How Much Traffic Google Cloud f1-micro Instance can Handle
Since Google has been offering the improved version of their “Always Free” tier, hosting website on their cloud platform seems to be a compelling option. Especially for small websites or blogs with low traffic that stay under free tier quota could end up paying nothing at all. But with correct cache and CDN setup, you can also handle an incredible amount of traffic using just the free tier instance, f1-micro (this website for example) Let’s check it out in this post!
Google Always Free Tier
The only instance that eligible for Google Always free tier is f1-micro which has 0.2 vCPU and 0.6GB RAM. With this amount, you can only host blog or static content and forget about CPU/Database intensive website like forum or e-commerce.
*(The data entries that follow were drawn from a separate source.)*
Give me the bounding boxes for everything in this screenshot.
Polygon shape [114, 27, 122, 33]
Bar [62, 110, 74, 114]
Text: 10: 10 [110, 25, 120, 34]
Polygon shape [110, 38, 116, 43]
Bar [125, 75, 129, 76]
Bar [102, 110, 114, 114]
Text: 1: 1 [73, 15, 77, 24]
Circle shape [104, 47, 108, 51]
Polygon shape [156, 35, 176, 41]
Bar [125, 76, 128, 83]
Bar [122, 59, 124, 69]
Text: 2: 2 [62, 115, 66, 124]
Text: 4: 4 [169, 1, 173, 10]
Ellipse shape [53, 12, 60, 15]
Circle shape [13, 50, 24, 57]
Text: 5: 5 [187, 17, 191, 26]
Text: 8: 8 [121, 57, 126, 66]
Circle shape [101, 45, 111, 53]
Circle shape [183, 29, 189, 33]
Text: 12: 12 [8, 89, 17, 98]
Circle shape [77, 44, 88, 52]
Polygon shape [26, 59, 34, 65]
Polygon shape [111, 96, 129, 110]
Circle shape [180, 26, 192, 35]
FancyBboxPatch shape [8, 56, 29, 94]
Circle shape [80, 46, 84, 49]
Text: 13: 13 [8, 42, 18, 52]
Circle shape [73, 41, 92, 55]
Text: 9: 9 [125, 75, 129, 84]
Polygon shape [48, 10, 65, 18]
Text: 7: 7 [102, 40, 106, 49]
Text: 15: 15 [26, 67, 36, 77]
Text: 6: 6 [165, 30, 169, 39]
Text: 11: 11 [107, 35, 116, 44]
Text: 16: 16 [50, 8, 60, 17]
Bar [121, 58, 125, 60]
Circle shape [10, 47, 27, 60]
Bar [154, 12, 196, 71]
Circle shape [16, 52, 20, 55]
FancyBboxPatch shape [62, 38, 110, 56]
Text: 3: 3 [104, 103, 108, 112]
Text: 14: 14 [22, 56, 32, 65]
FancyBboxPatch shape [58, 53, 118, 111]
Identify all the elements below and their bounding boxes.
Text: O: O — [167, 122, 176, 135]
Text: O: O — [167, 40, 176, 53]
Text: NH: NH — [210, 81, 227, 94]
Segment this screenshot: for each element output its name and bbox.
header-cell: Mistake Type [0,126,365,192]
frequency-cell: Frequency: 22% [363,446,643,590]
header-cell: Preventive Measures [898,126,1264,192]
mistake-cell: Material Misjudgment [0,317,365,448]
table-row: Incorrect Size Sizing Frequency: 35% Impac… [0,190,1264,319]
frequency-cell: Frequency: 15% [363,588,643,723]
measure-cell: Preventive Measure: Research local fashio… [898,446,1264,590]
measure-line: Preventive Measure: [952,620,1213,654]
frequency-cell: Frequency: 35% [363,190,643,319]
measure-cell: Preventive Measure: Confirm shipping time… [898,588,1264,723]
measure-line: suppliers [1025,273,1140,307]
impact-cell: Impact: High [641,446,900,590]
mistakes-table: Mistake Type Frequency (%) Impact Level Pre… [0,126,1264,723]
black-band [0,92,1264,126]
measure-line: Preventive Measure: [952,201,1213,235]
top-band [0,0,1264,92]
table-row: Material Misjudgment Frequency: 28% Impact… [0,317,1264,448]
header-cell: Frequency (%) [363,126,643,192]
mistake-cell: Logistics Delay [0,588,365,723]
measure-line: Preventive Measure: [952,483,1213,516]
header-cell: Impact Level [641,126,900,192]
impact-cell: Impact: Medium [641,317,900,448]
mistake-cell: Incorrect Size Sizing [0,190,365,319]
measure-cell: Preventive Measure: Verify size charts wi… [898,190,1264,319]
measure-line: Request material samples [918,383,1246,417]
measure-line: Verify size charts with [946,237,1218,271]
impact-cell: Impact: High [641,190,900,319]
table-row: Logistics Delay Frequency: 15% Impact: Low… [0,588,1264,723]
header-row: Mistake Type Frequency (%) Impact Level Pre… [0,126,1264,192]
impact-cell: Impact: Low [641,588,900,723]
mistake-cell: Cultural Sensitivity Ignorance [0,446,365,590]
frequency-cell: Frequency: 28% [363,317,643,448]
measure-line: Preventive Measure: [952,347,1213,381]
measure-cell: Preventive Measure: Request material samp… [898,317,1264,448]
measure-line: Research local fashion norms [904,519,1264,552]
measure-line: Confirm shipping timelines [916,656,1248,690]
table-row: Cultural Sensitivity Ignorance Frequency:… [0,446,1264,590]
Google is also generous enough to provide a burst capability that allow you to utilize the entire vCPU for a short period (same as having 1 vCPU) So you can still handle a handful of concurrent visitors if needed. The burst lasted around 30 second which you’ll see the CPU usage chart go above 100% like this.
The Web Server
Many people usually go with LAMP stack (Linux + Apache + MySQL + PHP) for WordPress website. It’s understandable but since our resource is limited, you might want to look at alternative replacement that is more efficient for static website like Nginx or OpenLiteSpeed.
For this website, I tried OpenLiteSpeed which boast several times faster performance than Apache with less CPU/RAM usage. There is a nice stress test comparing between OpenLiteSpeed vs Nginx that might help your decision.
Cache and CDN Setup
Since we’re hosting a static content website, Cache and CDN setup could reduce our load greatly. Cloudflare and good WP Cache plugin (e.g. WP Rocket, WP Fastest Cache) In my case, I got 70% reduction of incoming requests (from 1.4 million to 412K requests) This means with Cloudflare, our f1-micro instance can handle around 3x more traffic!
Increasing Memory using Swap
Remember that f1-micro only has 0.6GB RAM (581MB to be exact) So we’ll need to allocate a swap file, just in case we ran out of memory. You can do that easily with these command below.
sudo fallocate -l 1G /swapfile sudo chmod 600 /swapfile sudo mkswap /swapfile sudo swapon /swapfile echo '/swapfile none swap sw 0 0' | sudo tee -a /etc/fstab
Now you’ll have 1GB swap file ready. Even you already have plenty RAM available, it’s still beneficial to have swap
The Result
Currently redstapler.co has around 137K pageviews/month (around 100K unique visitors)
And below is the daily CPU and RAM usage chart
You’ll see that’s only around 20% CPU utilization while RAM usage was stable at around 50% which means we can push even more traffic on this instance. (The highest spike was when I published the new post and got many concurrent visitors) So now the only cost for hosting website on Google Cloud is the network bandwidth usage (was greatly reduced by Cloudflare) which is around $1.5/month. That’s even cheaper than a lowest shared hosting plan!!!
As you can see, with the right WordPress cache plugin setup, using Cloudflare CDN to reduce load, turn on swap and using a good web server, a tiny f1-micro can easily handle 100K-200K unique visitors/month for static website without any issue. Personally, I believe we can even push it to 500K visitors/month. Anyway, I’ll update this post again later if our website has reached that state 🙂
Update: I made an article about cost breakdown of hosting website on Google Cloud. Just in case you might want to check it out!
nice content writer
I am on the same path as you are, would you mind sharing with us the setting and tuning for both cloudflare and openlitespeed server / virtual host setting?
I am using GC for my website htips(dot)in and it is very costly because I spent Rs 1000 for 10 Day Hosting and traffic almost 2.5k per day.
Means I have spent 1000 Rupees for 25000 visitors.
How can I reduce cost of my wordpress website on google cloud please help?
Which Virtual machine you’re using? 2.5k/day the shared core instance + cloudflare and wordpress cache should be able to handle this if it’s a static website with modest page size.
Just wanted to say thank you, after looking at a few tutorials about launching a free WordPress instance on GCP, I found yours to be the easiest to follow and got me up and running in a short time.
So I can run my site free for lifetime. Am I right?
Hey admin your post is so helpful to me but my one problem not solve plz give me response I am waiting for your response. Example I am choosing 1cpu 2 GB ram and how much this cpu handle traffic per month and per live traffic and also how to change this. I am waiting for your reply
Just started using Google cloud N1 micro, a long way to reach at your level of 150k visitors per month.
Previously I was wary thet I might have made mistake by using Google cloud instead of any other shared host, but this article provided me some good vibe that eventually my decision was not bad
Very helpful nice information
This is really cool thought mate, would love to see a nice clean writeup from you on the installation process for OpenLightSpeed, SSL, and then WordPress on an F1 instance. There isn’t much clarity around the web on the subject imo. Cheers again!